“C6 bukan syarat utama memilih. Formulir tersebutkan sifatnya hanya undangan dan memberitahukan kepada pemilih harus ke TPS mana dia mencoblos. Syarat utamanya adalah data diri mereka (nama dan NIK berdasarkan KTP) terdata di Daftar Pemilih Tetap (DPT) yang dipegang KPU dan KPPS,” ungkapnya saat dihubungi Okezone, Senin (27/3/2017).
Sayangnya, para penyelenggara seperti tidak paham. Mereka hanya tahu warga harus bisa tunjukkan C6 dan KTP, kalau tidak ada maka tidak bisa mendapat surat suara. Padahal kevalidan mereka untuk memilih bisa dicek dari situs KPU.
“Tinggal buka saja Sistem Informasi Data Pemilih di situs resmi KPU. Di sana akan tertera nama pemilih yang berdomisili di mana, dan seharusnya memilih di TPS mana. Kalau mereka salah TPS, ya bisa diarahkan ke TPS mana, bukannya langsung ditolak semata karena enggak punya C6,” terangnya.
Akan lain persoalannya jika warga yang bersangkutan merupakan pemilih yang pindah TPS. Bagaimana pun, pemilih ini memang harus bisa menunjukkan formulir model A5 KWK dari Kelurahan. Tujuannya jelas, demi menghindari penggelembungan suara dan terdaftarnya pemilih ganda.

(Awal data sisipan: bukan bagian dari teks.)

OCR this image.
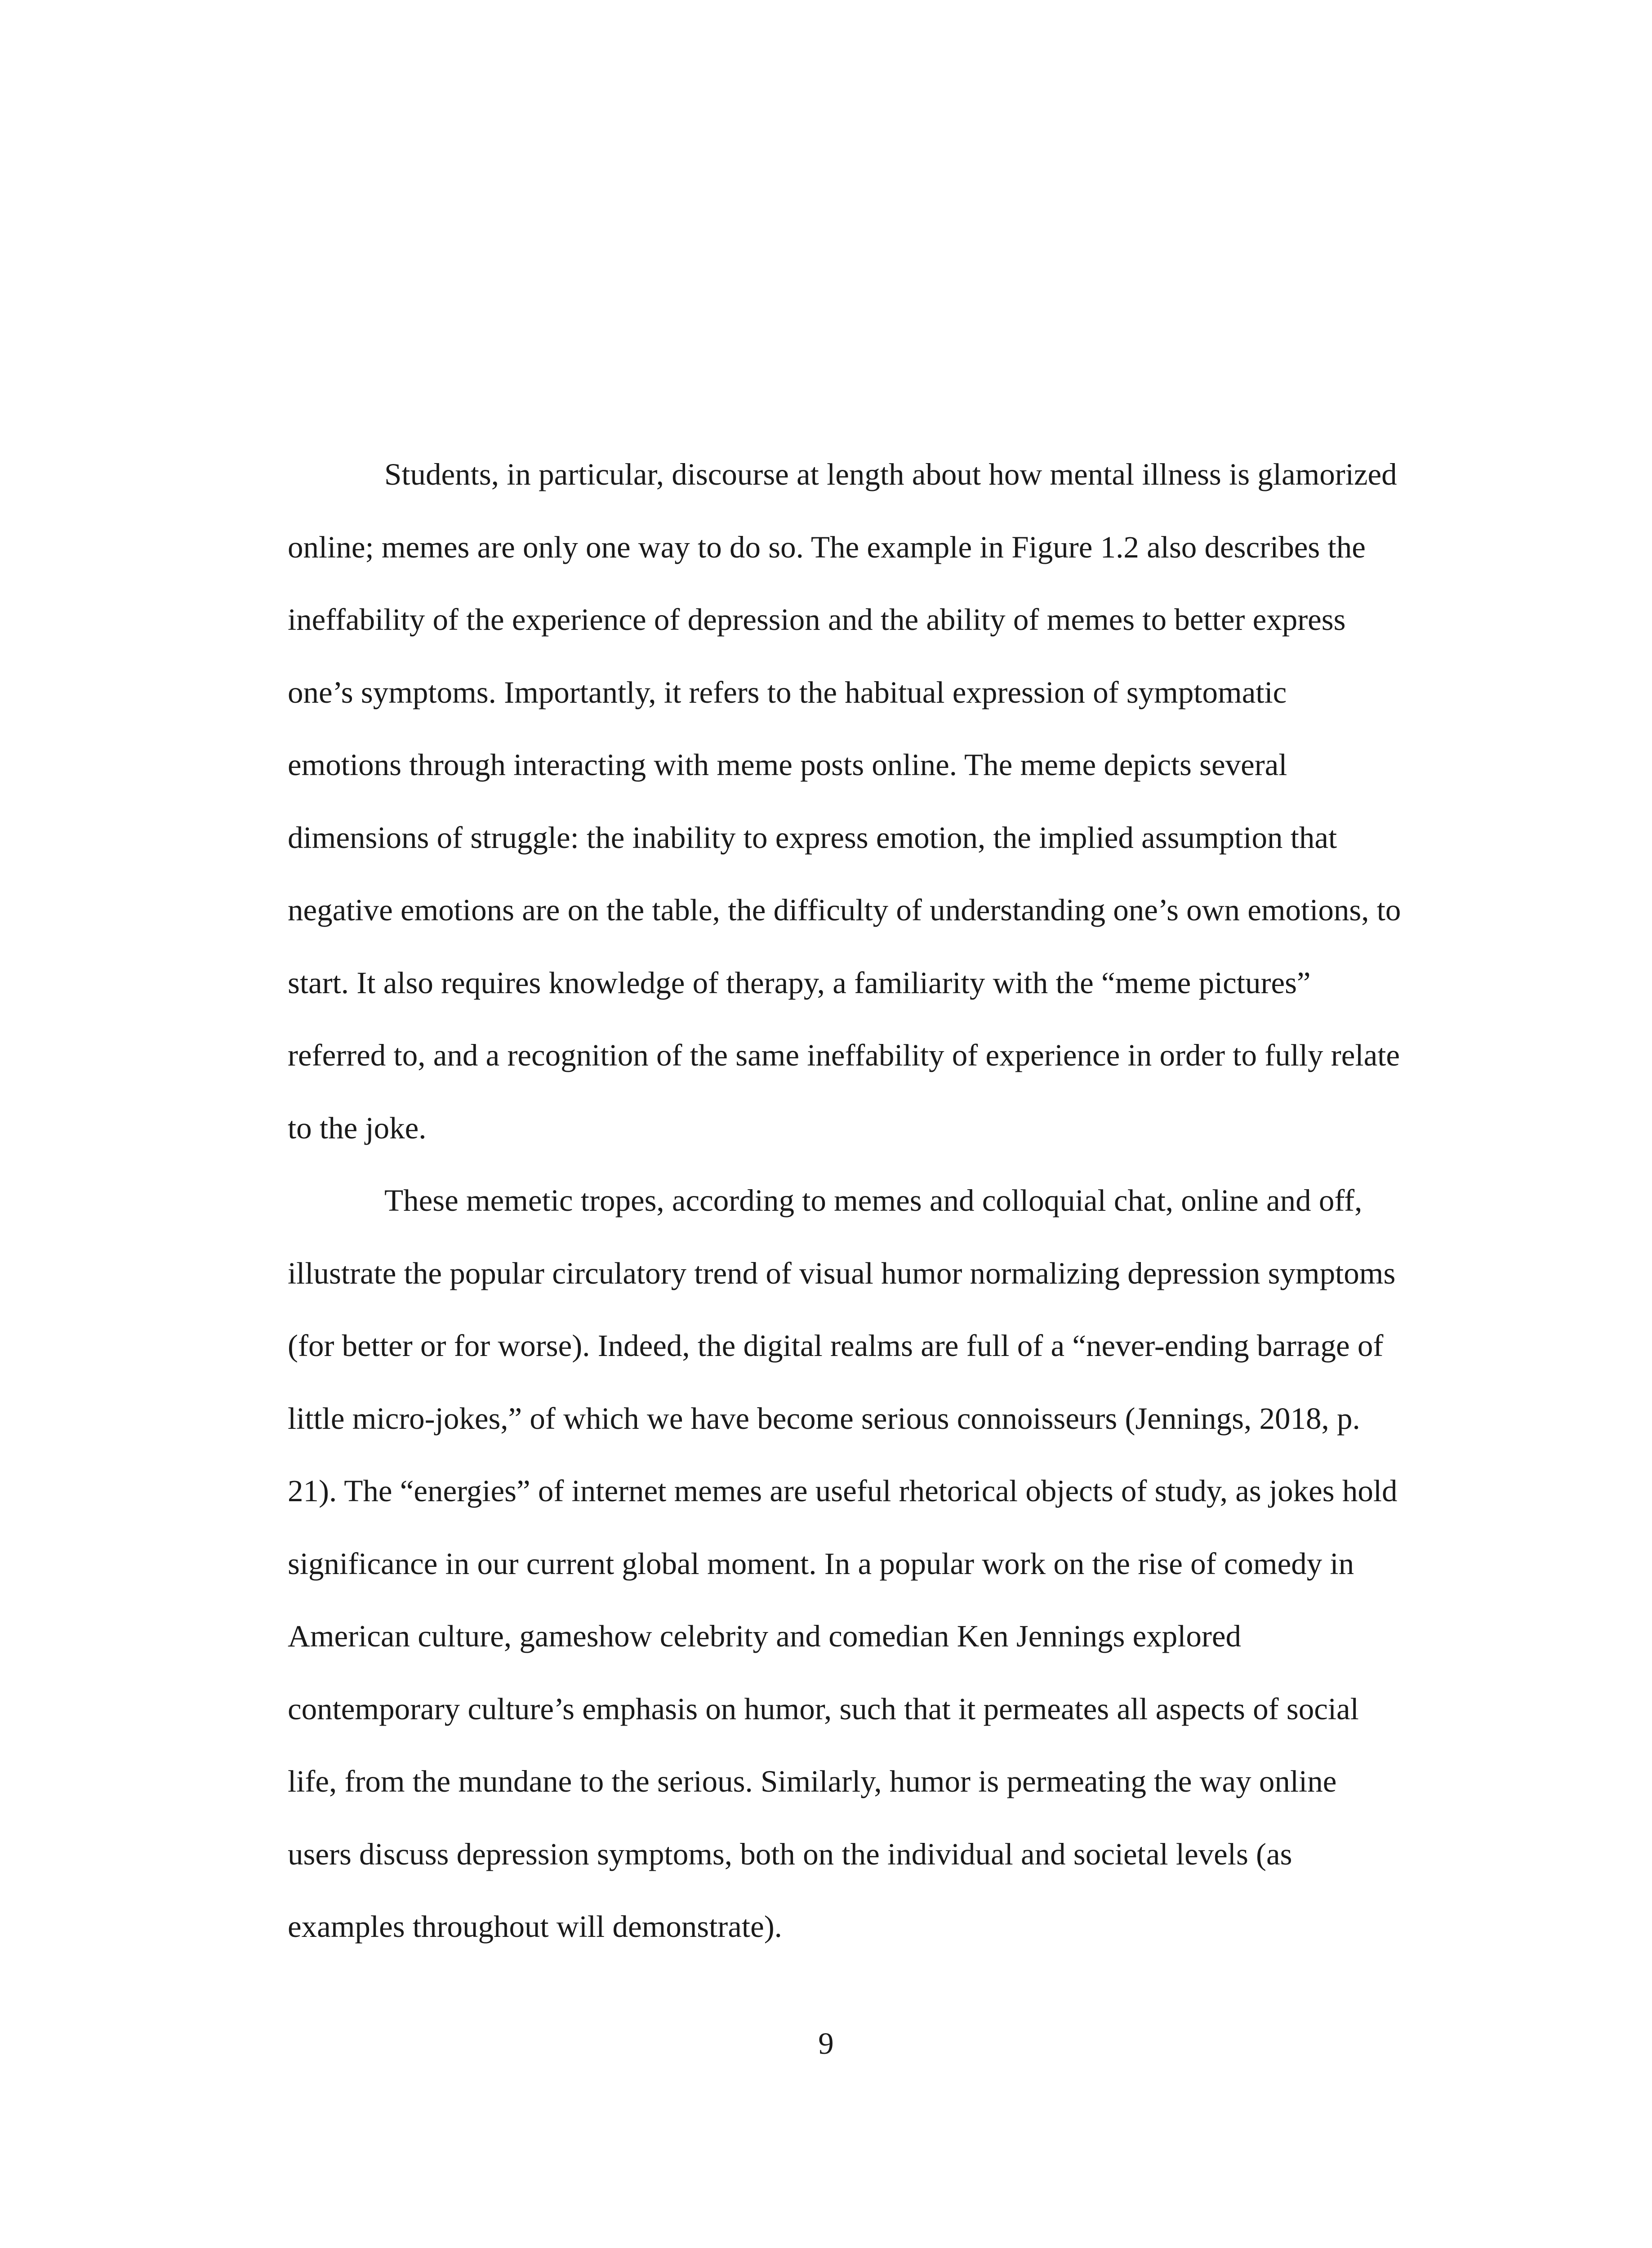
Students, in particular, discourse at length about how mental illness is glamorized
online; memes are only one way to do so. The example in Figure 1.2 also describes the
ineffability of the experience of depression and the ability of memes to better express
one’s symptoms. Importantly, it refers to the habitual expression of symptomatic
emotions through interacting with meme posts online. The meme depicts several
dimensions of struggle: the inability to express emotion, the implied assumption that
negative emotions are on the table, the difficulty of understanding one’s own emotions, to
start. It also requires knowledge of therapy, a familiarity with the “meme pictures”
referred to, and a recognition of the same ineffability of experience in order to fully relate
to the joke.
These memetic tropes, according to memes and colloquial chat, online and off,
illustrate the popular circulatory trend of visual humor normalizing depression symptoms
(for better or for worse). Indeed, the digital realms are full of a “never-ending barrage of
little micro-jokes,” of which we have become serious connoisseurs (Jennings, 2018, p.
21). The “energies” of internet memes are useful rhetorical objects of study, as jokes hold
significance in our current global moment. In a popular work on the rise of comedy in
American culture, gameshow celebrity and comedian Ken Jennings explored
contemporary culture’s emphasis on humor, such that it permeates all aspects of social
life, from the mundane to the serious. Similarly, humor is permeating the way online
users discuss depression symptoms, both on the individual and societal levels (as
examples throughout will demonstrate).
9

“Paling baik, seperti yang terjadi di Tebet pada Februari lalu, ada warga yang sakit tak bisa keluar rumah, penyelenggara di TPS-nya mendatangi ke rumahnya. Kotak suara dibawa, prosesnya didampingi tim pengawas pemilu dan para saksi,” katanya mencontohkan agar tidak ada pemilih yang kehilangan hak berpolitiknya.